Which isn't to say that every single thing they produce is terrific. You get great albums. You get bum albums. You get ups and you get downs. The Fall can have bad decades. But even on bad records, you get great stray tunes (think: ‘Two Librans’; think: ‘The Book of Lies’; think: ‘Idiot Joy Showland’). Odd glimpses of the genius Mark E Smith and the random assortment of backing type chaps and chappesses conjure up from time to time. He is - as anybody who has ever witnessed The Fall live will tell you - a curmudgeonly fucker. Sometimes The Fall are in fashion. Sometimes they are out of fashion. Sometimes it is their own fault. Sometimes it isn't. Sometimes you think: I will never buy another Fall album again. Sometimes it is as if no other band will do. They are a seething bag of contradictions - and that is but a small part of what makes them so goddamn great.

And now fashion, circumstance, Mark E Smith's volatile temperament - whatever it is - has come round again - and The Fall are back in vogue. A documentary on BBC3, renewed interest following the death of John Peel and even ‘Perverted by Language’, a book of short stories inspired by the band featuring contributions from the likes of Michel Faber, Mick Jackson, Stewart Lee and Steve Aylett among others set to be published in 2006, have all helped to focus attention on the band - and the focus has helped The Fall produce their most potent collection of songs for a good long time.

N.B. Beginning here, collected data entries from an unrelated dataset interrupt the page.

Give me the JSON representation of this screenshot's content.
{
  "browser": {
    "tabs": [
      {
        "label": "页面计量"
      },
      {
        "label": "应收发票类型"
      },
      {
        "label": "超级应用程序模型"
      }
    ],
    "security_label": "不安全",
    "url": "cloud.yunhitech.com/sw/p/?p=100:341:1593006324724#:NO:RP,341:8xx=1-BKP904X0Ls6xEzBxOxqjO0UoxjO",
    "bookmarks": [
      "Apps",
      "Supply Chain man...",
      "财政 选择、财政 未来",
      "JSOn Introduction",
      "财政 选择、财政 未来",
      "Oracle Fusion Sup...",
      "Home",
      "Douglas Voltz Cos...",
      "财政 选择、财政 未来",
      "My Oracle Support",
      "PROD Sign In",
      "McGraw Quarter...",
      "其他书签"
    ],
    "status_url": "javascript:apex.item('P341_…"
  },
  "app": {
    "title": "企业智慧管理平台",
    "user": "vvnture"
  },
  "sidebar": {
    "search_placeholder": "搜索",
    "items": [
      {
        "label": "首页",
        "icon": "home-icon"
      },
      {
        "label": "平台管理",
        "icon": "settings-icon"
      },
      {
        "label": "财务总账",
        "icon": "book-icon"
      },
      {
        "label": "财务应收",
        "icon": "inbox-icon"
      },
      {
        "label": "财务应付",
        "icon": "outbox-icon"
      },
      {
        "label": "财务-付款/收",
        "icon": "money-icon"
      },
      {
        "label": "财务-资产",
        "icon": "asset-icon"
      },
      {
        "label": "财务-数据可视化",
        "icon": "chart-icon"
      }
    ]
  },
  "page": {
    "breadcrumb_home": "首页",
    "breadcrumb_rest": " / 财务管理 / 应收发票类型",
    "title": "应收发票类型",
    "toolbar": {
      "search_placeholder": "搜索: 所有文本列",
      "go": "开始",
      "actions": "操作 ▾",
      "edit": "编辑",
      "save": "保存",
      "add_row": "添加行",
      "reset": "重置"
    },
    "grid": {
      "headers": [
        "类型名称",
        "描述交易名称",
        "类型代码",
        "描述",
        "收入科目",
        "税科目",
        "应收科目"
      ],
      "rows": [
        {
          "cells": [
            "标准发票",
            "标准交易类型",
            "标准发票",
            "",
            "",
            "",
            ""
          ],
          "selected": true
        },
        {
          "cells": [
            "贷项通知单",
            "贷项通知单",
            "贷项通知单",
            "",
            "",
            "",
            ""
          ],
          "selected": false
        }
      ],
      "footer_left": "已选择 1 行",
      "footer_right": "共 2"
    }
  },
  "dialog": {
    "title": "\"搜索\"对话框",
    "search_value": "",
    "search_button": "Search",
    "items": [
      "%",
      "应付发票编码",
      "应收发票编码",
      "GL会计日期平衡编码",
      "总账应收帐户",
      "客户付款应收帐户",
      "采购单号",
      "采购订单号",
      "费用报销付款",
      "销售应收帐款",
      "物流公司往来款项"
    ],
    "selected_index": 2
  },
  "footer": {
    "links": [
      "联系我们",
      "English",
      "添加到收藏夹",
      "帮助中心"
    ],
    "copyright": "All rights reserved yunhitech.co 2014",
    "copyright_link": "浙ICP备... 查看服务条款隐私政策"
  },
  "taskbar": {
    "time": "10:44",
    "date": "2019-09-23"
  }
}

Some of these songs - 'What About Us', 'Blindness' and 'Clasp Hands' - will be familiar, if you shelled out on the inestimable Peel / Fall boxset released earlier this year - but, perhaps for the first time, the versions that are on the album are about a hundred times better than the Peel versions, particularly as far as 'Clasp Hands' is concerned (here, it's one of the best songs The Fall have ever done - it's THAT good). But there are a dozen or so other treats here too. Single 'I Can Hear The Grass Grow' you probably know - 2 minutes and 49 seconds of scratchy garage punk. But there's also 'Pacifying Joint' - which kicks off like 'Deadbeat Descendent' and rocks like the proverbial bastard. 'Midnight Aspen' (and the subsequent 'Aspen Reprise') sound gentle (can you imagine a gentle Fall? ... here it is), like much of, say, Jim O'Rourke's solo output. 'Assume', 'Bo D' and 'Ya Wanner' are all killer Fall tracks: fat riffs, tremendous vocals, acid surreal lyrics. But what is most surprising in an album chock-full of surprises is just how The Fall continue to evolve, even at this late date: 'Early Days of Channel Fuehrer' sounds plaintive (like 'Bill is Dead') while 'Breaking The Rules' sounds - gasp - personal.

All told, this is a blinder.

If yr a fan, this is the best Fall album since ‘The Frenz Experiment’, which means better than ‘Extricate’, better than ‘I Am Kurious Oranj’, better than ‘The Infotainment Scan’. But more than that, this is just a great rock'n'roll rekkud. It's as essential as they come. If you're a Fall fan, you will by now be nodding your head and saying Fuck me! When and where can I get hold of a copy of this baby?!?

And if you're not a Fall fan - Fool! What the fuck is wrong wit choo?!